H, ppl = cross_entropy(bigram, V, tokens)
print(f"Bigram perplexity on held-out: {ppl:.2f}")


## Prompting patterns (for larger LLMs)
When you use a bigger model (like GPT-2/3+), structure prompts with:
- **Role/Goal:** “You are a helpful math tutor…” (sets the mindset)
- **Constraints:** “Use numbered steps, keep answers under 5 sentences.”
- **Examples (few-shot):** Provide 1–3 mini demonstrations of the task with correct answers.
- **Checks:** “Double-check arithmetic before answering. If unsure, say you’re unsure.”

**Practice drill**
1. Write a plain prompt for your fine-tuned model (Lesson 5) and note the response.
2. Rewrite it using the structure above and compare. Did clarity improve? Did the model stay on topic better?

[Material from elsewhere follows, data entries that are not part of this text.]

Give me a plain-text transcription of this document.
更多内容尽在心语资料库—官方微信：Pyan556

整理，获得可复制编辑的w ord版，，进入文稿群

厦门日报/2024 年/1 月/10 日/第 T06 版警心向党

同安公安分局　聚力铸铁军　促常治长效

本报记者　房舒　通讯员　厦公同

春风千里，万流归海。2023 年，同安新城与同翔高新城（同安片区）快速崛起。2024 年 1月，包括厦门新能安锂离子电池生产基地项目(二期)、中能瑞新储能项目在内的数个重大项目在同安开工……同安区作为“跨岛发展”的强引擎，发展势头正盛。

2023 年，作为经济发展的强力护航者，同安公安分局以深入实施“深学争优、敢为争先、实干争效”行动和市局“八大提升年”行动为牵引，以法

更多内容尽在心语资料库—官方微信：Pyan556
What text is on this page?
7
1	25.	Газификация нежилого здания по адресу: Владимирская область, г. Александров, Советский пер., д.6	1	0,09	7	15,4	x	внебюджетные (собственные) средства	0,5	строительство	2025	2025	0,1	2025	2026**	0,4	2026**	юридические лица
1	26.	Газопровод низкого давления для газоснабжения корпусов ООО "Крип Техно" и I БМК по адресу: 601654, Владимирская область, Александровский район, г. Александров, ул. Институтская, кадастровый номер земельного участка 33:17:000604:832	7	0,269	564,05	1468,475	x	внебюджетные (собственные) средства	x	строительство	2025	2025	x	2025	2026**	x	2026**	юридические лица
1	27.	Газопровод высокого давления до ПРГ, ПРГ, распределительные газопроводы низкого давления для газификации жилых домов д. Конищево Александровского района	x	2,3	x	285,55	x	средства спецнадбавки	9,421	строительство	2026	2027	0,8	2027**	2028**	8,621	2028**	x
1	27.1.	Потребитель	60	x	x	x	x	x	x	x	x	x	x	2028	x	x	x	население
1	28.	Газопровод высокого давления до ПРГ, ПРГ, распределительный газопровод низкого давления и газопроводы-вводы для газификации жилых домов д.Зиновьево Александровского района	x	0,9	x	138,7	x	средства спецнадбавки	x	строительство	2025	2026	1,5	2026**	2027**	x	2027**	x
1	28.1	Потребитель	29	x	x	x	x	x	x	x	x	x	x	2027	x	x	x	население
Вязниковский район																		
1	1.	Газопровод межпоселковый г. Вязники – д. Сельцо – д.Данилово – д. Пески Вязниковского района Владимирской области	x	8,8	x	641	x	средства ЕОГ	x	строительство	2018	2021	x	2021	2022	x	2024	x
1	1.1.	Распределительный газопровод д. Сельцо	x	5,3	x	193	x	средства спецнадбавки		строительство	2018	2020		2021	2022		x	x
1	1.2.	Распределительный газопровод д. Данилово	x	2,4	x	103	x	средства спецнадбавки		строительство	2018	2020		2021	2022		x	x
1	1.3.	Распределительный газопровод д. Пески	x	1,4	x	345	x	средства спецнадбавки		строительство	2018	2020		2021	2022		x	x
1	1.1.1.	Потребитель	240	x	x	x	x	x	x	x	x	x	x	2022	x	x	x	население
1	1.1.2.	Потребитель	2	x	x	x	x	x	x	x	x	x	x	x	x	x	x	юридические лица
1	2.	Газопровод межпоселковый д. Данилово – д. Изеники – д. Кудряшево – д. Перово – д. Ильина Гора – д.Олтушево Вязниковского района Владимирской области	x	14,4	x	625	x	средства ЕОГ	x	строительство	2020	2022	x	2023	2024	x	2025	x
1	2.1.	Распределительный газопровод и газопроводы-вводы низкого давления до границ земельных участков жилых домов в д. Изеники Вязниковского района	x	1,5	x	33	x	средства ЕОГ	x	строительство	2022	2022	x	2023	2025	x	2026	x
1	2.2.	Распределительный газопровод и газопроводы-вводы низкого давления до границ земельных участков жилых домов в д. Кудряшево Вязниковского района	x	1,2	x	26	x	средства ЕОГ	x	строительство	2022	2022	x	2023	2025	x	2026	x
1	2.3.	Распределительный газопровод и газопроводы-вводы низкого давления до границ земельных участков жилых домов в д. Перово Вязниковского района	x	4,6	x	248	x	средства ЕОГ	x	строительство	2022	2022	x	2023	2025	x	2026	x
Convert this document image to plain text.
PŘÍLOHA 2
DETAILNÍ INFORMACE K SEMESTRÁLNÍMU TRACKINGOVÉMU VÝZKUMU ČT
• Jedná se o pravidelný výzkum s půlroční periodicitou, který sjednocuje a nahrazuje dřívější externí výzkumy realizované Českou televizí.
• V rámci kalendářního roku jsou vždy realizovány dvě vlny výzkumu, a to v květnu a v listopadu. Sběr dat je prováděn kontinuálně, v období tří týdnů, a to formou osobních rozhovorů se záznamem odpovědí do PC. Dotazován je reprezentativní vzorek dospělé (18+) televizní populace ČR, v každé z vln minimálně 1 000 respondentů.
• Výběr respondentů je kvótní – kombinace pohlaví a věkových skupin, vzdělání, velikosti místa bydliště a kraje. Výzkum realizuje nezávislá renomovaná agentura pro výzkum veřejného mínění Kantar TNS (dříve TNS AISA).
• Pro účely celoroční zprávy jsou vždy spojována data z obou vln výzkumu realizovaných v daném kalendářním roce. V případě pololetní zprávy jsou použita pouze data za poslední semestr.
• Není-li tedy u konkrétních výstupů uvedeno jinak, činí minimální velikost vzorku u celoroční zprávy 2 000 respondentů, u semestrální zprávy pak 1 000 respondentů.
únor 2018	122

## Simple Safety Filter (demo)
Below is a tiny demonstration of *rule-based* screening (e.g., reject if input matches forbidden patterns). Real systems layer many techniques:
- Keyword or regex filters for obviously disallowed content.
- Classification models trained to detect safety categories.
- Human review for tricky edge cases.

**Mini project suggestion**
- Extend the provided rules carefully. For example, add patterns for spoilers or personal data.
- Log when the filter triggers so you can review decisions later.
- Reflect on limitations: rule lists can miss rephrased or subtle unsafe requests.

In [None]:

FORBIDDEN = [
    r"how to make a bomb",
    r"credit card number",
    r"social security number",
]

def safe_input(user_text):
    t = user_text.lower()
    for pat in FORBIDDEN:
        if re.search(pat, t):
            return False, f"Blocked by rule: {pat}"
    return True, "ok"

tests = [
    "Tell me a Minecraft story about wolves",
    "how to make a bomb from household items",
    "What's a credit card number?"
]
for t in tests:
    ok, msg = safe_input(t)
    print(f"{t!r} -> {ok}, {msg}")


### Challenges
- **Metric mix:** Evaluate both your trigram model (Lesson 3) and tiny Transformer (Lesson 4) on the same held-out text. Compare perplexity—does the Transformer win?
- **Prompt A/B test:** Design two prompt templates for the same task and run them on a bigger LLM. Collect responses and vote on which template works better.
- **Safety upgrade:** Add a second layer to the filter (e.g., simple sentiment analysis) and document scenarios it catches or misses.
- **Reflection journal:** Write a short summary of what each evaluation number means and how you would explain it to a teammate.